9 Program input and output

Arm DDT collects and displays output from all processes under the Input/Output tab. Both standard output and error are shown, although on most MPI implementations, error is not buffered but output is and consequently can be delayed.

9.1 Viewing standard output and error


Figure 75: DDT Standard Output Window

The Input/Output tab is at the bottom of the screen (by default).

The output may be selected and copied to the clipboard.

MPI users should note that most MPI implementations place their own restrictions on program output. Some buffer it all until MPI_Finalize is called, and others may ignore it. If your program needs to emit output as it runs, try writing to a file.

Note: Many systems buffer stdout but not stderr. If you do not see your stdout appearing immediately, try adding fflush(stdout) or equivalent to your code.

9.2 Saving output

By right-clicking on the text it is possible to save it to a file. You also have the option to copy a selection to the clipboard.

9.3 Sending standard input

Arm DDT provides an stdin file box in the Run window. This allows you to choose a file to be used as the standard input (stdin) for your program. Arm DDT will automatically add arguments to mpirun to ensure your input file is used.

Alternatively, you may enter the arguments directly in the mpirun Arguments box. For example, if using MPI directly from the command-line you would normally use an option to the mpirun such as -stdin filename, then you may add the same options to the mpirun Arguments box when starting your DDT session in the Run window.
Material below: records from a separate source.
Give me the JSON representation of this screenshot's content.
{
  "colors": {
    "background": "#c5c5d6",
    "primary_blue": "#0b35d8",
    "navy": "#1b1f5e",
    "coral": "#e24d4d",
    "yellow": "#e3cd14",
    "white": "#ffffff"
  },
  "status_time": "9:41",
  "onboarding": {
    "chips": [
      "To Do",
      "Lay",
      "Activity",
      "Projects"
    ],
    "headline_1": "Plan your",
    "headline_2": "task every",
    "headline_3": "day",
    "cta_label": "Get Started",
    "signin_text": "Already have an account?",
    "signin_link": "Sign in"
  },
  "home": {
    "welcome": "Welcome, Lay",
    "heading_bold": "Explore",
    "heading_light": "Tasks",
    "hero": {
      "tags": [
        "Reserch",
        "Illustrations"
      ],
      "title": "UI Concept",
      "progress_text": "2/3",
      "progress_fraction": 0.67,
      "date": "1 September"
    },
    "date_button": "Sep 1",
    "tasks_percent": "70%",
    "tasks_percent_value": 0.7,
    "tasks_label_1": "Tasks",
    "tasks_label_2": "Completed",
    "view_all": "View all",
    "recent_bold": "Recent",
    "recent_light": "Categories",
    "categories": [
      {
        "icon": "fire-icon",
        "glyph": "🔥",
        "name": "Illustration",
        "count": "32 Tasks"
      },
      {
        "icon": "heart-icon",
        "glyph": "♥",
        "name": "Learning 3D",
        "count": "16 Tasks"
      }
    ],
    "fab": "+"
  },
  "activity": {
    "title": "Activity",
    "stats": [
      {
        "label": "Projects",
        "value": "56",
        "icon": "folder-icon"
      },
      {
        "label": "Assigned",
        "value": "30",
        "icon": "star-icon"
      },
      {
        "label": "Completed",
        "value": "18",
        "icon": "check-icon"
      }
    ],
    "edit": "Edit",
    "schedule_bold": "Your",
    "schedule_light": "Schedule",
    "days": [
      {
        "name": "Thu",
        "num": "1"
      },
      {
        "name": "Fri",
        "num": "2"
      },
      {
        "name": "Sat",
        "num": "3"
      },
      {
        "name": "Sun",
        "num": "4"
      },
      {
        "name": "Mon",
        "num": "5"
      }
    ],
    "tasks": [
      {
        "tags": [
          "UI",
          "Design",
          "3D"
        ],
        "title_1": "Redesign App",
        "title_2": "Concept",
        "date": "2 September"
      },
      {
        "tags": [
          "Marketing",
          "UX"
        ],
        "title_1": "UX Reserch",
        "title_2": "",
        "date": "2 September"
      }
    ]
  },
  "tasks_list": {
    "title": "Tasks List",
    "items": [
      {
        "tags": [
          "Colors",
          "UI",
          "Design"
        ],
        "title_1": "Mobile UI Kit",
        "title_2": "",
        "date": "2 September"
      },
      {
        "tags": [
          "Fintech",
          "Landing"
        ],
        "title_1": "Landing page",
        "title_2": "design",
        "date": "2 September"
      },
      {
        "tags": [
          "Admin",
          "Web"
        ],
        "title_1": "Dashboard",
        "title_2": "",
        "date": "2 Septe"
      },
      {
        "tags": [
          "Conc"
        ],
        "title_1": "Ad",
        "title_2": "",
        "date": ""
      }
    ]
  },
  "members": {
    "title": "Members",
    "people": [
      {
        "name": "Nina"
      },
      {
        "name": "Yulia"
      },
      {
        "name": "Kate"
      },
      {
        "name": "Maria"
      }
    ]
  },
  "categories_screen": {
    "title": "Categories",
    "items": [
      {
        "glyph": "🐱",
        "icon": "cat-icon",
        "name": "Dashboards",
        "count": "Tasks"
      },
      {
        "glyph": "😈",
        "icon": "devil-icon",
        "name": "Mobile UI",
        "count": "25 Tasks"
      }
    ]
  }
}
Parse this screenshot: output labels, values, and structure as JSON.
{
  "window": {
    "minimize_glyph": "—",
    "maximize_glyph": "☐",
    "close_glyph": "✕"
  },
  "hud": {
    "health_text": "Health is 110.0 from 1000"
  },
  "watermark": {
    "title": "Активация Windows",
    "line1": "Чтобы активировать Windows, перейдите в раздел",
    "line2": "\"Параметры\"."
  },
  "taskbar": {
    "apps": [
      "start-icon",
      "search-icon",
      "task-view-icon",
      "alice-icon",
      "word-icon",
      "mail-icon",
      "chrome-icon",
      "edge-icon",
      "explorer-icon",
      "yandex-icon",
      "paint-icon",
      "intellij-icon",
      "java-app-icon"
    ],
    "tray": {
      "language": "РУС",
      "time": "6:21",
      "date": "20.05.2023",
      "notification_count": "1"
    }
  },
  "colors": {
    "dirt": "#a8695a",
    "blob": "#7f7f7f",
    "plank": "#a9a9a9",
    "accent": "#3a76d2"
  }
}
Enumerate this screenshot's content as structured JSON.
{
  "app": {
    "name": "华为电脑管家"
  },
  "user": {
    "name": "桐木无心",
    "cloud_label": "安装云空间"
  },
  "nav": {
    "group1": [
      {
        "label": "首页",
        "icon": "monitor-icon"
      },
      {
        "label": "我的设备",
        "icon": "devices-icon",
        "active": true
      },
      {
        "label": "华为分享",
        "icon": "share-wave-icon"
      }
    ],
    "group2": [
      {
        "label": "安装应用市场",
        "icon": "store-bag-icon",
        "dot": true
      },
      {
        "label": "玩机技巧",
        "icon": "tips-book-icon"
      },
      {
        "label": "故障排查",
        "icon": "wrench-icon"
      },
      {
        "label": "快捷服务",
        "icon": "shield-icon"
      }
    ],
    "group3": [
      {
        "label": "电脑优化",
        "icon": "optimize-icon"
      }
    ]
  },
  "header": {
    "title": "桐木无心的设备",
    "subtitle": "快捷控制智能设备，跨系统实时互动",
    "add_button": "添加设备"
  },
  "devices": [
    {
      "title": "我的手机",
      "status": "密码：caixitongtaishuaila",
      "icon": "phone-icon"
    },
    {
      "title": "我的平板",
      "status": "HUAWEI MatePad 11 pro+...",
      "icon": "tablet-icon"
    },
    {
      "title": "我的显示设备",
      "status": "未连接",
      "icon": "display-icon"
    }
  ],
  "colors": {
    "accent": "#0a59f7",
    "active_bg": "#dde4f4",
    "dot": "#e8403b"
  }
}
It is also possible to enter input during a session. Start your program as normal, then switch to the Input/Output panel. Here you can see the output from your program and type input you wish to send. You may also use the More button to send input from a file, or send an EOF character.

Note: Although input can be sent while your program is paused, the program must then be played to read the input and act upon it.

The input you type will be sent to all processes.


Figure 76: DDT Sending Input

Note: If Arm DDT is running on a fork-based system such as Scyld, or a -comm=shared compiled MPICH 1, your program may not receive an EOF correctly from the input file. If your program seems to hang while waiting for the last line or byte of input, this is likely to be the problem. See the H General troubleshooting and known issues or contact Arm support at Arm support for a list of possible fixes.